L’actualité de Verdi selon Chailly

L’actualité de Verdi selon Chailly

2023-09-14 16:34:33

Dernière étape de la longue tournée européenne de La Scala, à Paris, accompagnée de la présentation, à l’ambassade, de la nouvelle saison au public français. Puis le soir, sur les Champs-Elysées, voici Riccardo Chailly, Chœur et Orchestre dans un tout-Verdi, symphonies, chœurs et chants dansants, avec tous les tubes pop nationaux les plus attendus, de « Va’ pensiero » à l’ouverture des Innominables, et même quelques chansons plus insolites, du moins en concert. A première vue, on aurait dit qu’il s’agissait d’un programme “phare” inspiré de l’actuel mouvement national-souverain italien, comme si le général Vannacci l’avait choisi : la véritable italianité, le patriotisme, la rhétorique de notre père Verdi qui pleurait et aimait pour tout le monde. Et au contraire, la façon dont il a été conçu et exécuté révèle exactement le contraire : Verdi, bien sûr, est l’Italien par excellence, mais parfaitement inséré dans l’Europe de son temps, et avec son regard toujours tourné vers l’avenir, jamais vers le passé. Cet homme était tout le contraire du conservateur borné ; l’artiste, encore plus.
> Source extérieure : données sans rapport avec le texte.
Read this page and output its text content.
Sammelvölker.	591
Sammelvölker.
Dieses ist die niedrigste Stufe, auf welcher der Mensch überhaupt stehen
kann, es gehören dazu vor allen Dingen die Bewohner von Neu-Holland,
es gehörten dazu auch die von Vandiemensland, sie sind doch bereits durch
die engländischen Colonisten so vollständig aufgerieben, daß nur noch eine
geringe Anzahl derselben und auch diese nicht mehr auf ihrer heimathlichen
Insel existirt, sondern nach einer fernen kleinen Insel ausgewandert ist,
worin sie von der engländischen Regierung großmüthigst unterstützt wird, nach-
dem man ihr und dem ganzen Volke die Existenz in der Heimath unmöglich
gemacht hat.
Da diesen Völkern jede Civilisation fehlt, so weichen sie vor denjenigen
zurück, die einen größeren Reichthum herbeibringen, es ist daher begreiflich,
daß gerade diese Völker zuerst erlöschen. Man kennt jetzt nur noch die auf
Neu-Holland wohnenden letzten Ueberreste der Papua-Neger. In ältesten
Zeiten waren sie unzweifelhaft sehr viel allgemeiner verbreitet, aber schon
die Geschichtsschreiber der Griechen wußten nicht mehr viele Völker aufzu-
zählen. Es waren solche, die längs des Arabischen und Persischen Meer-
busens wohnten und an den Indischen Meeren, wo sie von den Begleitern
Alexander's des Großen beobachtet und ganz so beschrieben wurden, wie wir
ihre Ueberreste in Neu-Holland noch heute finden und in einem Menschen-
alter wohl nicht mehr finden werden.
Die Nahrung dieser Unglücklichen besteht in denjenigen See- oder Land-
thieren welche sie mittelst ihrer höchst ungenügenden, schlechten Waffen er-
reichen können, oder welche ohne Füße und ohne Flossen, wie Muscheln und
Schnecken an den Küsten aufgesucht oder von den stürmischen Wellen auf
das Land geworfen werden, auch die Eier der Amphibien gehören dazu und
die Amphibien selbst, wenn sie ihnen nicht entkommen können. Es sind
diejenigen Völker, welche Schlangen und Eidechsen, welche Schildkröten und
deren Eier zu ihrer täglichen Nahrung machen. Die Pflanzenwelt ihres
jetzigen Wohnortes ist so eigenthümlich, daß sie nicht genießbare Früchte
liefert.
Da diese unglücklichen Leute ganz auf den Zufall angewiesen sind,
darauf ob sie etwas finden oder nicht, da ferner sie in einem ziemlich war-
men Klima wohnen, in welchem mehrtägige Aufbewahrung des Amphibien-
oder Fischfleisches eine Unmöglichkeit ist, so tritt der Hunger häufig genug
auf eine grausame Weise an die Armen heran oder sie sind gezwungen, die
Bien sûr, il faut les faire ainsi, ces pages usées par les usages et abus de publicité ou encore d’identité. Et ils ont immédiatement l’air neufs. À commencer par des effets surprenants : le diminuendo sur « An serment ! qui introduit « Si Riseste il Leon di Castiglia », le chœur des Troubadours qui s’efface lentement comme s’il se dissolvait dans l’air, l’attaque de « Jérusalem ! par les Lombardi, un piano si doux qu’au début j’ai cru qu’une partie du chœur chantait hors scène, l’élégance un peu frivole et très française des chants de danse de “Don Carlos” (et quel cliché de violons hypnotisés). Et surtout, l’idée de Chailly selon laquelle « le mot scénique », comme l’appelait Verdi, s’applique aussi au chœur : et ici « Patria oppressa » est paradigmatique, pour moi le plus beau chœur de Verdi, où le peuple devient véritablement un personnage. Orchestre en pleine forme, le Chœur d’Alberto Malazzi tout simplement paradigmatique, d’une homogénéité, d’une puissance et d’une dynamique fabuleuses.

Il y aurait ici la question de l’authenticité, difficile à expliquer bien que très facile à comprendre. La raison pour laquelle les « bonnes » formulations et couleurs pour Verdi sont telles reste un mystère : mais elles le sont sans aucun doute. A la fin du Triomphe d’Aida, un autre s’est déchaîné dans la salle, avec des ovations debout, des applaudissements rythmés, voire quelques “Viva Verdi!”. Encore avec la chorale acclamant Simone dès son élection doge : comme pour rappeler que Verdi aimait passionnément l’Italie, mais qu’il ne respectait pas trop les Italiens. À part Vannacci.



#Lactualité #Verdi #selon #Chailly
1694714784

Facebook
Twitter
LinkedIn
Pinterest

Leave a Comment

This site uses Akismet to reduce spam. Learn how your comment data is processed.